Palæo-anarchism looks to the person, not to mass and class identities, not to ethnicity, race, age, gender, sexual identity or any of the other demographic groupings so beloved by bureaucrats and politicians. They can divide, sub-divide, and Balkanize a population down to the smallest groupings whose wants or fears can be manipulated, but they can never make a direct moral appeal to a person's soul or conscience precisely because they fail to recognize the existence of same. Anarchism fails itself, and fails the people to whom it attempts to address itself, when it fails to recognize, or even specifically rejects, the existence of the soul and the conscience.
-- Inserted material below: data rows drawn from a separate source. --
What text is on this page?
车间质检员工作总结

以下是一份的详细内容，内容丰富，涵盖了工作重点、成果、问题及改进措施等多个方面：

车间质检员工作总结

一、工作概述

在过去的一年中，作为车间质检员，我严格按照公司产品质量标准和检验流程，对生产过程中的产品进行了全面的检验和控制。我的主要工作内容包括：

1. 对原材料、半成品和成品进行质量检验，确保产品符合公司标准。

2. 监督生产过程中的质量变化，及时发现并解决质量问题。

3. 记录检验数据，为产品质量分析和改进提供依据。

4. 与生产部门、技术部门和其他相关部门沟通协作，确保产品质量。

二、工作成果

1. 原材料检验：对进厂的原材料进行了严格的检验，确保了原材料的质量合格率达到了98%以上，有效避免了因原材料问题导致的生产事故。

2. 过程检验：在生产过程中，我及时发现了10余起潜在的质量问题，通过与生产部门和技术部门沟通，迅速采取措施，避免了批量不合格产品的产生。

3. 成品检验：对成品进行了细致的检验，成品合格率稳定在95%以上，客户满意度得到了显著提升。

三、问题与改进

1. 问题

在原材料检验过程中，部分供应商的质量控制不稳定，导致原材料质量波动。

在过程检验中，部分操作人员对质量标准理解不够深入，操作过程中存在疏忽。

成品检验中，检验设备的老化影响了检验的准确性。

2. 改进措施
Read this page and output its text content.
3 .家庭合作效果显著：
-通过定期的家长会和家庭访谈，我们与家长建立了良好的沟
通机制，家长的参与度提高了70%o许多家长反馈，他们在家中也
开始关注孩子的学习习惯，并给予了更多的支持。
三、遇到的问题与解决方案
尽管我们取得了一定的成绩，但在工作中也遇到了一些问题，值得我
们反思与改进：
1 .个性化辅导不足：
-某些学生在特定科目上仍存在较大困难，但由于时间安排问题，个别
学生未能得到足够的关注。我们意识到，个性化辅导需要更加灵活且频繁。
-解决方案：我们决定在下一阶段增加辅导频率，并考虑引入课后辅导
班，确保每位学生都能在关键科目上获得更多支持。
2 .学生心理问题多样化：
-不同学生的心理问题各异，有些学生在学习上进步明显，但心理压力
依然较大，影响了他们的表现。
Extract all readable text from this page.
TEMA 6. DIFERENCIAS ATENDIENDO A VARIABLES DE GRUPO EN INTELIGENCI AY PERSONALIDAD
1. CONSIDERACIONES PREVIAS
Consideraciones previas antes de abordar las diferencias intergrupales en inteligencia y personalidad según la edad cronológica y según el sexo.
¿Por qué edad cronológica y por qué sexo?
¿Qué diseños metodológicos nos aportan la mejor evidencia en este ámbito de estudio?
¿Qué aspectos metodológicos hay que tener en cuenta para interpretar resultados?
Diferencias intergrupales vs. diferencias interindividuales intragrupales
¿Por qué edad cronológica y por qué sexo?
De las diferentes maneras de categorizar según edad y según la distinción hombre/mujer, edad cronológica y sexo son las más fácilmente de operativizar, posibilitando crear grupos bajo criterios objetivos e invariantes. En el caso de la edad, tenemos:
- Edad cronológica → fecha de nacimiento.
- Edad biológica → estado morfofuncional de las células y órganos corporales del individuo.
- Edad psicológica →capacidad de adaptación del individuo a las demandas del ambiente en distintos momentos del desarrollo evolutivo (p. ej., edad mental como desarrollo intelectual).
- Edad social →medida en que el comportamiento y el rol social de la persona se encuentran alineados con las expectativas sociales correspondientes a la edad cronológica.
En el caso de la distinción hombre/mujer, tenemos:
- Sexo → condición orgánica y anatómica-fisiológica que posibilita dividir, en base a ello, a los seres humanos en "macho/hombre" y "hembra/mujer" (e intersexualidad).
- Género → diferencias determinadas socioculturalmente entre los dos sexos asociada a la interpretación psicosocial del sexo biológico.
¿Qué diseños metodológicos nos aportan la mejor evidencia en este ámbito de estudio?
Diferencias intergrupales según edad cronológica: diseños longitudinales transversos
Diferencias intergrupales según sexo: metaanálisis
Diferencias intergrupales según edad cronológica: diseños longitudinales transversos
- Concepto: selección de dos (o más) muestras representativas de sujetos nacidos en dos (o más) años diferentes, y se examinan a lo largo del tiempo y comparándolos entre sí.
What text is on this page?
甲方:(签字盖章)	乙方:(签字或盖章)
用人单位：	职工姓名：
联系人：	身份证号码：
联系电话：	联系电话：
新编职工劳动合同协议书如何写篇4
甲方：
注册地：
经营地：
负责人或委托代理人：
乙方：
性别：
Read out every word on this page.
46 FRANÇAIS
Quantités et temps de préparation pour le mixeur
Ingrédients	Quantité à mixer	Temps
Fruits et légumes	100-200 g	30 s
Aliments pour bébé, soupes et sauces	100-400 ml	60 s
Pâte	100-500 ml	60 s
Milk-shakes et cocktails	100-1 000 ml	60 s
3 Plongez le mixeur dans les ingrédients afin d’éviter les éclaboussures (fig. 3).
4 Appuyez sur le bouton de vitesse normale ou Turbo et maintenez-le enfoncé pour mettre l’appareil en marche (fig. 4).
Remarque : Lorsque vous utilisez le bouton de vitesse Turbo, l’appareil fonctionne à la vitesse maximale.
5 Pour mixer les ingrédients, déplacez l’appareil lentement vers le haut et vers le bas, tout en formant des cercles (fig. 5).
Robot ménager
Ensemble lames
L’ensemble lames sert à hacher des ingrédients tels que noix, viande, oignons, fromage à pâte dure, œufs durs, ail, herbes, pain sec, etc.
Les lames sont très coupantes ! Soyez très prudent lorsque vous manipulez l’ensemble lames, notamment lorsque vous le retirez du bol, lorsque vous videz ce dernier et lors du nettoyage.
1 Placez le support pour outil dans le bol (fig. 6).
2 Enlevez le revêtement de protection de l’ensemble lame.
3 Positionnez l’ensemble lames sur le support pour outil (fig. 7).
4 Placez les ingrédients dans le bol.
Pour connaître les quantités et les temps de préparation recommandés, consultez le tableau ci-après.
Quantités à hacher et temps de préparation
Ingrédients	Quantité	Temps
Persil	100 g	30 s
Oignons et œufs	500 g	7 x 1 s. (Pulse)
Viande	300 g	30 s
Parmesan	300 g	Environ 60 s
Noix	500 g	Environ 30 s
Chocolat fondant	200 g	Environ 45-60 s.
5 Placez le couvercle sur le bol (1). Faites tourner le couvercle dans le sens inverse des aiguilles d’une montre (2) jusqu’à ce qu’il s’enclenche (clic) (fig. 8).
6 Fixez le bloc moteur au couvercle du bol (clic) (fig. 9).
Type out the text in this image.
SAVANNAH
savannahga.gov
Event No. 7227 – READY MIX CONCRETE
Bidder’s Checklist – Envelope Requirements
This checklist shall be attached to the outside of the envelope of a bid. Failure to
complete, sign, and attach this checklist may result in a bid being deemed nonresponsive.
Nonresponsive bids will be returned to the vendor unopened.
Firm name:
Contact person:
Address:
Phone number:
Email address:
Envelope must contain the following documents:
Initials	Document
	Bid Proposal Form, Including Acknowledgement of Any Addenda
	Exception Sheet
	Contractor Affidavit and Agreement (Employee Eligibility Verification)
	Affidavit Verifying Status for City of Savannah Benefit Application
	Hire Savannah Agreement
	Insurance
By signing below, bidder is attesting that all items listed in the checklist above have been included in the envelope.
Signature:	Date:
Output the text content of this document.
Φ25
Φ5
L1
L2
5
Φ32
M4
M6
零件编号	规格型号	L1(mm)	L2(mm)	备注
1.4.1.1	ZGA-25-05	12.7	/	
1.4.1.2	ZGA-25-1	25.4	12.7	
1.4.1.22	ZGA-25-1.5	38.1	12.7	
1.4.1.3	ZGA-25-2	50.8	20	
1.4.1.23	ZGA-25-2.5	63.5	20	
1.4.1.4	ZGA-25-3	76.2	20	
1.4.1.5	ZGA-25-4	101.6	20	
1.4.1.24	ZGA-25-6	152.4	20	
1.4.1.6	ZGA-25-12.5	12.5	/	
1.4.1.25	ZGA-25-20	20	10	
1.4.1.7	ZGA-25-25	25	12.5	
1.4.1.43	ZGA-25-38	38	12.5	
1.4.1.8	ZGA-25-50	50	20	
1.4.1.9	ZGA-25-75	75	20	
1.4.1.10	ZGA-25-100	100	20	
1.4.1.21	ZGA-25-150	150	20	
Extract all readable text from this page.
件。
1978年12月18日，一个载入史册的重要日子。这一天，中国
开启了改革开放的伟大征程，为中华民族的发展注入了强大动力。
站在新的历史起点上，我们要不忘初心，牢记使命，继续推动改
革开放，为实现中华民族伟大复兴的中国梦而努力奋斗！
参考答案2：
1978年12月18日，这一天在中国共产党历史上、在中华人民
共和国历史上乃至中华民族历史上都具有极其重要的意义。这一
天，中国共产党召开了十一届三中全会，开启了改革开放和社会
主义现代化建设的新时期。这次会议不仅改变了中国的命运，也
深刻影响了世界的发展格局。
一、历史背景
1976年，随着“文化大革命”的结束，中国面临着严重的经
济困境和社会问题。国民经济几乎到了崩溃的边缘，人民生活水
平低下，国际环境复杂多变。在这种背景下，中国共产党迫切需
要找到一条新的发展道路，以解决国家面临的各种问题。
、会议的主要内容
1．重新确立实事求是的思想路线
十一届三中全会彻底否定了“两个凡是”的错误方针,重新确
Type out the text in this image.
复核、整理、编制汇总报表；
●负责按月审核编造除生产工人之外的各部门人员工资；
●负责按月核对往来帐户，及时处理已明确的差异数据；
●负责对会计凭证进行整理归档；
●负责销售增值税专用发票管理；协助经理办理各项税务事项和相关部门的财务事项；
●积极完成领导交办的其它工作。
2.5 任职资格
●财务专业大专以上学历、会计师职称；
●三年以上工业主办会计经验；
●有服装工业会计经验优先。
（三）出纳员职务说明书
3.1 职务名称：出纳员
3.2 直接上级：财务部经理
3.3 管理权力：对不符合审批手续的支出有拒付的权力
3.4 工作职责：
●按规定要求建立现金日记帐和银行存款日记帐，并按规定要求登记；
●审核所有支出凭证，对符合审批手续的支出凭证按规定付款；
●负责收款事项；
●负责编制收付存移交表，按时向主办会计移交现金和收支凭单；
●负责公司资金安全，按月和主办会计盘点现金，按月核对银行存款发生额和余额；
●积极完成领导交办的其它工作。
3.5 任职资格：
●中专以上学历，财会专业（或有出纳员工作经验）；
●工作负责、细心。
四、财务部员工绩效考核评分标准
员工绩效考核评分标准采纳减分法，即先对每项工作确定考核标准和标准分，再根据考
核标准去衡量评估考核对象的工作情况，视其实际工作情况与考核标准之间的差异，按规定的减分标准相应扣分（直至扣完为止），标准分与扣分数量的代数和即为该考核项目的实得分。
We heartily embrace the old-fashioned—some would say out-dated—values of courage, chivalry, and faith, and we argue that these values are a necessary adjunct to anarchism's historic concern with individual freedom. The idea of a “quest for freedom,” an unending quest, a series of moments lived to the fullest in the service of that cause, this is, to us, the highest calling to which an anarchist can aspire. We embrace the image of anarchist knights-errant, like Proudhon's dream of the revival of the Holy Vehm devoted to this cause, taking an oath, and holding to it whatever comes. This is our challenge and our call.
Tolkien once said that the “most improper job of any man, even saints... is bossing other men,” but that saints “were at least unwilling to take it on.” He made this statement as part of a brief argument on behalf of anarchism, which he said he was starting to embrace. It is to this argument that we turn, in our quixotic quest, like Diogenes with his lamp, looking for those true men and women who will renounce power, devote themselves to the cause of freedom, and ride with us over that next horizon. We need not be saints, but we can strive to live better and to live free.
Notes:
1Bill Kauffman, Look Homeward, America, p. 141. Kauffman's argument, drawing on Robert Nisbet's The Quest for Community, is that the atomized, deracinated citizen of the United States is no more “free,” in any meaningful sense, than a citizen in a society showing the outward signs of totalitarianism. The possibility of “spontaneous, autonomous association” is still absent, and what remains is “a mass of anchorless individuals whose wasted lives are lighted only by the hideous bluish glare of the TV set.”
2It is necessary to draw a distinction between an authority, in the sense of someone with a specific knowledge of a subject, and a ruler, who has and exercises power over others. In some cases, the two may be the same, but not always and not automatically. If, for example, the co-op needs plumbing work done, the person with the most knowledge will the authority in that situation, but will not have power, and will certainly not be a ruler.
3We think, in particular, of Bruegel's “Mad Meg,” with its surreal display of madness, violence, and destruction acted out beneath a sky as red as blood and black as sackcloth.
Cathal Liam McFee is a Catholic, anarchist, and a science fiction writer
living in Bloomington, Indiana. He dedicates this essay to Lara, who first showed
him some of these words; and to Greg and Carrie, who have always been willing to listen.